Active RC universal filter

Goals

• Understand the operation of an active RC (i.e. opamp-RC) filter

Preliminaries(to be done before the lab)

The circuit below can have inputs Vi1,R, Vi1,C, Vi2,R, Vi2,C, Vi3,R and output V1, V2, V3.

Determine the following:

• Transfer functions for all input-output combinations.
• The components on which the resonance frequency and the quality factor depend on.
• The components on which the zeroes depend on.
• Component values for a bandpass filter (with V1 as output) with a resonance frequency of 10kHz and a quality factor of 10. Determine where you will apply the input.

Experiment

• Use LF347 quad opamp for this experiment
• Build a bandpass filter (with V1 as output) for a resonance frequency of 10kHz and a quality factor of 10. Where will you apply the input? (Omit all unnecessary components from the circuit) Verify its operation.
• While keeping the circuit the same, can you take the output from a different point to realize a lowpass filter?
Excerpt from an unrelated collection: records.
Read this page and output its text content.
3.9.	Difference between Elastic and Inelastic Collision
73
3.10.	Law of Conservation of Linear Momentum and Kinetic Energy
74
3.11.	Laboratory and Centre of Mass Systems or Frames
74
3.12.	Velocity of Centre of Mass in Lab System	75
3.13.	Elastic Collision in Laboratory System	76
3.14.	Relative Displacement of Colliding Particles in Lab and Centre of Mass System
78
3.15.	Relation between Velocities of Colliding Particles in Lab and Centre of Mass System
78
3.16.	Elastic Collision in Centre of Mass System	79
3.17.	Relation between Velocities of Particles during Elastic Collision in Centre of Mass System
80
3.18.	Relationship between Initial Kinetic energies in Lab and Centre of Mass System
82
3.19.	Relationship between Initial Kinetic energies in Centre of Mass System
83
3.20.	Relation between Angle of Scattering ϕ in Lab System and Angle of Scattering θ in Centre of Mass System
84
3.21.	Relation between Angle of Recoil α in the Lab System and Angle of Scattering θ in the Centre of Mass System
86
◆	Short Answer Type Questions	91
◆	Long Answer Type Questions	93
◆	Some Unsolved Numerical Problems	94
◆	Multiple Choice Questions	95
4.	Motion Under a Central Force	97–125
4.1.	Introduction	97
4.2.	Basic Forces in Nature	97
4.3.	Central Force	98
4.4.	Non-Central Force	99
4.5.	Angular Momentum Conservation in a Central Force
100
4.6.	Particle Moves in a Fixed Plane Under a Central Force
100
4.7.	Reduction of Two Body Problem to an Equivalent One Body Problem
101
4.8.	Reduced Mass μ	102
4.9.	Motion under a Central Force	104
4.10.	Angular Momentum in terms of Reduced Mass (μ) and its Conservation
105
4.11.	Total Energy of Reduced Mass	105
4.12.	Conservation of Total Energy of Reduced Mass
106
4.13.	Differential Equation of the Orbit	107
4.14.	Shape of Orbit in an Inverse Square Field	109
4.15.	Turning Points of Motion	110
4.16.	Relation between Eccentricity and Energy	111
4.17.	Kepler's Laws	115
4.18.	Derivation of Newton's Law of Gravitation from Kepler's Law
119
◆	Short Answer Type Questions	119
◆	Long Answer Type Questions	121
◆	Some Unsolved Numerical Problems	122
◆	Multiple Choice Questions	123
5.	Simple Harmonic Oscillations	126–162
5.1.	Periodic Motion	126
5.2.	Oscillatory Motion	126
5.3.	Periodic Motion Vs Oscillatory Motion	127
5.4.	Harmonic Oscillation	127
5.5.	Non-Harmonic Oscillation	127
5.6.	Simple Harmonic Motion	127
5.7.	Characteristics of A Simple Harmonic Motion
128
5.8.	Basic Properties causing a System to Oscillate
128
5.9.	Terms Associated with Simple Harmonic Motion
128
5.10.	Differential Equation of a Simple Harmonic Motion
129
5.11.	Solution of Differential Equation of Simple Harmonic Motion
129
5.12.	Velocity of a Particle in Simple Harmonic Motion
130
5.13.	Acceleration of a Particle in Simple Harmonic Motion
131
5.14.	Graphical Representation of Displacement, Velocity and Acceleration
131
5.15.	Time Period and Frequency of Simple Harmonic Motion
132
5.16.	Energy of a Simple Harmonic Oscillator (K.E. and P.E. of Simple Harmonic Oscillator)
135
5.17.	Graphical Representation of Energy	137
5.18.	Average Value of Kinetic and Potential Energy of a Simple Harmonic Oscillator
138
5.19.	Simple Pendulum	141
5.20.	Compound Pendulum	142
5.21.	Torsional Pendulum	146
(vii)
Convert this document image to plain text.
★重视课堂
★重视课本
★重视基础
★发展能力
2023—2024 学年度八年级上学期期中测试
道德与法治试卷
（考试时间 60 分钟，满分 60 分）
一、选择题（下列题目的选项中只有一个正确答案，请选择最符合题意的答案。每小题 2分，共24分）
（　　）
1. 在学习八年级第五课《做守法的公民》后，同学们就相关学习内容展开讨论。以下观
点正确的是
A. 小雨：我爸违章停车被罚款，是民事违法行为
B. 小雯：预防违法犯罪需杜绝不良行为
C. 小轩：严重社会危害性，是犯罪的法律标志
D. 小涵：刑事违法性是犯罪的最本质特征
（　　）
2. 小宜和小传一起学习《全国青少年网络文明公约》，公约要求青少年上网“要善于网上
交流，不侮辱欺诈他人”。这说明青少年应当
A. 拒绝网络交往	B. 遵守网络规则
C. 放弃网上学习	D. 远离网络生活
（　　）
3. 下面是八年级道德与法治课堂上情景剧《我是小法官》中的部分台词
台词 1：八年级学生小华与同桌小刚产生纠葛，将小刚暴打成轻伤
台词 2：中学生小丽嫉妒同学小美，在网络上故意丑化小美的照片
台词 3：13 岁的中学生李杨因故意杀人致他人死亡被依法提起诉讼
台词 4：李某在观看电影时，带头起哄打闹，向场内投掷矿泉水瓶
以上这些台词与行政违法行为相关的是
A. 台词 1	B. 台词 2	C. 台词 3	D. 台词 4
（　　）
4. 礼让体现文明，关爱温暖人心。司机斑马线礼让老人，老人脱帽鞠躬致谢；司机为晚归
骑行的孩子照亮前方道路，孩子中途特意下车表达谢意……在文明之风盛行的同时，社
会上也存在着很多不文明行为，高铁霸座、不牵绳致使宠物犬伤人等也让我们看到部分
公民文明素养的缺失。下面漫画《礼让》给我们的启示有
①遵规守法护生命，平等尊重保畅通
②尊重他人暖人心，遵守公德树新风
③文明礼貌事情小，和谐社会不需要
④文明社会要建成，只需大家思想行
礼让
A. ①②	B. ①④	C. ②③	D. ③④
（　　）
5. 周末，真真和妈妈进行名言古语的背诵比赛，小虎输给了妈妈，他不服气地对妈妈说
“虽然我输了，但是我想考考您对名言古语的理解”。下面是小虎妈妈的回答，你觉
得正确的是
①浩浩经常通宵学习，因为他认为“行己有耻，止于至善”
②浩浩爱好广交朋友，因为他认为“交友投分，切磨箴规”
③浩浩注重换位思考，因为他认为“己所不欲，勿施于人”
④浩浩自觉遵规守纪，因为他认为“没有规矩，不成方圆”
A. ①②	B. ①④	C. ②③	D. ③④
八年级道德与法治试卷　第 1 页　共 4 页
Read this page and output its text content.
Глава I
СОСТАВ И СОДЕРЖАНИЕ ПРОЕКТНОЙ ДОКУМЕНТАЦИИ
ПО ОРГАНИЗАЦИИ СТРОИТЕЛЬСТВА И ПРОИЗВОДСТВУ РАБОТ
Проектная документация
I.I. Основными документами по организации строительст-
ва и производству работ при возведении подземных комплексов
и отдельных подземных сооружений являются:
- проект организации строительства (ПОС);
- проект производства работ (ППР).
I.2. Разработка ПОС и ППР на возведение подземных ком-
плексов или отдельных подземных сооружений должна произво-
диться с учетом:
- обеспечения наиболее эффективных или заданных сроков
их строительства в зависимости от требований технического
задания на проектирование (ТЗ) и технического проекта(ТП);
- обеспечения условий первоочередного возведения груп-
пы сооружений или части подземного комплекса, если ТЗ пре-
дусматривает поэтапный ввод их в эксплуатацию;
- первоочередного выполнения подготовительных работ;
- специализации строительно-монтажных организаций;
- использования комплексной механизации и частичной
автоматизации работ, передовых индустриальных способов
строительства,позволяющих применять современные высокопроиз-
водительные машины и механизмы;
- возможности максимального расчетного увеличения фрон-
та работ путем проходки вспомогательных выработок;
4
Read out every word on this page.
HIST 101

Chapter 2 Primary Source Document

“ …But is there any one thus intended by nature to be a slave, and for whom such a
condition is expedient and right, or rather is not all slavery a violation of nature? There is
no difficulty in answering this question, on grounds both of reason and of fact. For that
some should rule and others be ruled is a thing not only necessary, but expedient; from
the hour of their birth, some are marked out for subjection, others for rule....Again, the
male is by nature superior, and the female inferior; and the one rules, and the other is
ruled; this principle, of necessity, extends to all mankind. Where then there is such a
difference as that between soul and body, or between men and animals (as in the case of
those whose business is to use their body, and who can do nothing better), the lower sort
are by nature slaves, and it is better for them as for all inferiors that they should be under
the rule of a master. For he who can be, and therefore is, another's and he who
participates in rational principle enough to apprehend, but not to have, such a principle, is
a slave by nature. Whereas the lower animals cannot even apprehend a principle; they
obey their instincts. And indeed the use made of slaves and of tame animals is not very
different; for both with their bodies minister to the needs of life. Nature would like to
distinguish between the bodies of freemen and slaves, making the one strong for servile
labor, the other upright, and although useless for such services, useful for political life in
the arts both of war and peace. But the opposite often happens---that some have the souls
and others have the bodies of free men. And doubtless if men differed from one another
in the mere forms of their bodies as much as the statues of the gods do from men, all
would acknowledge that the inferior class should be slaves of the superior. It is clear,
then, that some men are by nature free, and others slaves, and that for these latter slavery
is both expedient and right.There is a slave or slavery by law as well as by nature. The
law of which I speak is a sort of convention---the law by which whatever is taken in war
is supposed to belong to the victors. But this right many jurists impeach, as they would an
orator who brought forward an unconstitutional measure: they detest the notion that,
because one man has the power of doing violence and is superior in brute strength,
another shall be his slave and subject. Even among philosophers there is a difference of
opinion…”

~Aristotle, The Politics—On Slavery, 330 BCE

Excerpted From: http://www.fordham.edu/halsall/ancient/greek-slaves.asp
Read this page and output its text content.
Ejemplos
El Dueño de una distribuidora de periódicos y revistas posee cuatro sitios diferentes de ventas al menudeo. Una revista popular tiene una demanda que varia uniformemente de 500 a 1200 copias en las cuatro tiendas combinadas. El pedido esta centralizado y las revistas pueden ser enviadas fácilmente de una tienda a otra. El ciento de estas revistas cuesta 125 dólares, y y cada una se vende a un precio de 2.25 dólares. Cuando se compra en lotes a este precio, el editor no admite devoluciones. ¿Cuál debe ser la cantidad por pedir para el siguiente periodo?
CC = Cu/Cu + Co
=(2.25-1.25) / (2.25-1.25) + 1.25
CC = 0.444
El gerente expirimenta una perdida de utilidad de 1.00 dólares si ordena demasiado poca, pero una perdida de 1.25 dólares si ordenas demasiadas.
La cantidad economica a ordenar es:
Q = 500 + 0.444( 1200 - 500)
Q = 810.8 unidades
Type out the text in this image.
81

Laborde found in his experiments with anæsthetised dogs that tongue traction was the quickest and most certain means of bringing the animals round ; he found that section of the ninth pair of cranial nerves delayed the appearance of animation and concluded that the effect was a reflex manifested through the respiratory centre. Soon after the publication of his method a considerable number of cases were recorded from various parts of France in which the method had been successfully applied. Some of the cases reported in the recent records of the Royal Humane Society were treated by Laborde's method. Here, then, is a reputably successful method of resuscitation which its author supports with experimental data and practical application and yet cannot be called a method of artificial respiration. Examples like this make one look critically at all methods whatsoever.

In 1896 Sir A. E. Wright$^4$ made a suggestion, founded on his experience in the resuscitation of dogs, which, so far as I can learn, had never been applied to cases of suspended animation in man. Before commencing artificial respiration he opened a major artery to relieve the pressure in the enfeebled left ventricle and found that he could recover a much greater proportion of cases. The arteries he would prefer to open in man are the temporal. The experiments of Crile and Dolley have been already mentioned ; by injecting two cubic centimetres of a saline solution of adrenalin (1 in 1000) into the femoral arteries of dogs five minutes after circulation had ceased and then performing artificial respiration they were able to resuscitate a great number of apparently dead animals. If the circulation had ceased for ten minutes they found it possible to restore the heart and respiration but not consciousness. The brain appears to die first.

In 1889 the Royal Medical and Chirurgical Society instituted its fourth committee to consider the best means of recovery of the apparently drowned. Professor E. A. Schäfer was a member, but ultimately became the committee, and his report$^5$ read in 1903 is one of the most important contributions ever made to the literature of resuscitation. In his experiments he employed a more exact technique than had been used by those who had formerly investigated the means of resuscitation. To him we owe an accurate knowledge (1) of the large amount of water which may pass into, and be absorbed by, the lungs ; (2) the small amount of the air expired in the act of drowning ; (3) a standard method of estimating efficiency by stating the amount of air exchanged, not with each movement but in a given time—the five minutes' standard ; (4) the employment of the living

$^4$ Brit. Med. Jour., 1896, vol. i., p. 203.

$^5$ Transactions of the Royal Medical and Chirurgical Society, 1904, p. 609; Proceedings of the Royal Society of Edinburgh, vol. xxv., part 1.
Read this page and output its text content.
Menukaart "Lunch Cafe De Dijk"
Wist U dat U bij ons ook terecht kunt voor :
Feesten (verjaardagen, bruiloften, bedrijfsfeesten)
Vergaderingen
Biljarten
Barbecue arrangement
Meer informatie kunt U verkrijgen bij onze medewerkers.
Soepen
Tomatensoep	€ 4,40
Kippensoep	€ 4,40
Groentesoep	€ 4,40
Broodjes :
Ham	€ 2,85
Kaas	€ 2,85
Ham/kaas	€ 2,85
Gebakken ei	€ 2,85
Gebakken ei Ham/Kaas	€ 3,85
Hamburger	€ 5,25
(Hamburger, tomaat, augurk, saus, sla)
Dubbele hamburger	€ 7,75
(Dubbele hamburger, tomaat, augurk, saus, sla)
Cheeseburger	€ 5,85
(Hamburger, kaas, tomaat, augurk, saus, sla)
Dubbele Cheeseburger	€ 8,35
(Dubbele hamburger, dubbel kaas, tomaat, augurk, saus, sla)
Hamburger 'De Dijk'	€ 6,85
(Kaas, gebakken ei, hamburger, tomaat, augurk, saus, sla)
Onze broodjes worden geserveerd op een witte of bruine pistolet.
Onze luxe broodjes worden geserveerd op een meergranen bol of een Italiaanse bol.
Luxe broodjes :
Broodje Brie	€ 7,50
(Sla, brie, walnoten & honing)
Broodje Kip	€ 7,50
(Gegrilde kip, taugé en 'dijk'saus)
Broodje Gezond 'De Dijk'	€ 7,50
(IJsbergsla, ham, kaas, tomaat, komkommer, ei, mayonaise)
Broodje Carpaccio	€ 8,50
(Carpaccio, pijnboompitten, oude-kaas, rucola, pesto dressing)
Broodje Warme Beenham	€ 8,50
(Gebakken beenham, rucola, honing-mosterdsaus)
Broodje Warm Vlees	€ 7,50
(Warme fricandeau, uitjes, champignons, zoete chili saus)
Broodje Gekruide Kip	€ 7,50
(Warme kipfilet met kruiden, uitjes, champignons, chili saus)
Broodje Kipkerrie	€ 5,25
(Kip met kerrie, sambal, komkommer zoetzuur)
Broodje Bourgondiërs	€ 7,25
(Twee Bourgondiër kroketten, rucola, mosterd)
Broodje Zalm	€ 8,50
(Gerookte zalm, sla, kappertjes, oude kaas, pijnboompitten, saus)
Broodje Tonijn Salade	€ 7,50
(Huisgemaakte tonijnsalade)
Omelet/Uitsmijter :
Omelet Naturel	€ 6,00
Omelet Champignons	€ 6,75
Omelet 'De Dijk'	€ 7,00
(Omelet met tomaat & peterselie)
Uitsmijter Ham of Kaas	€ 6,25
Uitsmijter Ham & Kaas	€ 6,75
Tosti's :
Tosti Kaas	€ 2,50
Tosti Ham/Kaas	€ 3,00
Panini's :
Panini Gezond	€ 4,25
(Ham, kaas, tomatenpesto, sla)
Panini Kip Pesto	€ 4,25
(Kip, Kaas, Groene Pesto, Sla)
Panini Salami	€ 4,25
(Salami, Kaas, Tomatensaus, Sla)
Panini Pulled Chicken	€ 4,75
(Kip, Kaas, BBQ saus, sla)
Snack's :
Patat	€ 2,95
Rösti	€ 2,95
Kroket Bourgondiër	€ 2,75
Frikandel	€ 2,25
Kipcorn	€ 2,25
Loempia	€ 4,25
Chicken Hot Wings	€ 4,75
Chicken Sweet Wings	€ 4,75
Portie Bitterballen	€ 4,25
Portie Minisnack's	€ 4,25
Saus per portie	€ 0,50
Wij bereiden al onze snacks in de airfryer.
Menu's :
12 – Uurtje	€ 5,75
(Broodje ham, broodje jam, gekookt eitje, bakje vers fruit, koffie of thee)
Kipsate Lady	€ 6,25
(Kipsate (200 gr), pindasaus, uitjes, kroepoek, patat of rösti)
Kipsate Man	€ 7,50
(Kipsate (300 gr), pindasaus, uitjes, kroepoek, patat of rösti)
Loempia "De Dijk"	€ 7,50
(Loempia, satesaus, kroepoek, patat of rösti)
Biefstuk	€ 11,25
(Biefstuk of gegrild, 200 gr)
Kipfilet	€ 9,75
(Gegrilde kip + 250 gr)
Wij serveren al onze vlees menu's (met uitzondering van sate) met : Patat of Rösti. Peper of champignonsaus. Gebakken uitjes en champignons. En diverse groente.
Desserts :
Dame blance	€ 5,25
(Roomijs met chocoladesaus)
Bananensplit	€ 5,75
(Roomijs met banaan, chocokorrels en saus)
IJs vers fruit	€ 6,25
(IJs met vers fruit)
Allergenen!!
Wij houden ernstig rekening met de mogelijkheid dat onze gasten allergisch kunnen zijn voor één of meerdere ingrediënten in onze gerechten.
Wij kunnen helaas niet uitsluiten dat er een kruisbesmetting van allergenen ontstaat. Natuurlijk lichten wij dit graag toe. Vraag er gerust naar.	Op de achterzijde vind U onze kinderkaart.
Verify it.
• What are the minimum modifications required to get a notch filter output at V1? Verify it.
• Make the minimum modifications required to obtain a maximally flat lowpass response and verify it. A maximally flat all pole lowpass response has only the highest power of ω in the denominator of |H(jω)|2.
• Modify the above circuit to get a highpass filter output at V1? Verify it.
• Restore the circuit to the bandpass filter in the first part. Replace the opamp LF347 with LM324 which has an identical pin configuration(hopefully you don't have a mess of wires running over the chip!) What do you see? Why?

Applications

• Active RC filters are the most popular topologies of RC filters. For example, they are used as intermediate frequency filters in radio receivers(=radios, mobile phones, GPS, …). At very high frequencies, active RC filters cannot be realized because of difficulties in realizing stable feedback loops with high gains, and gm-C filters are used instead.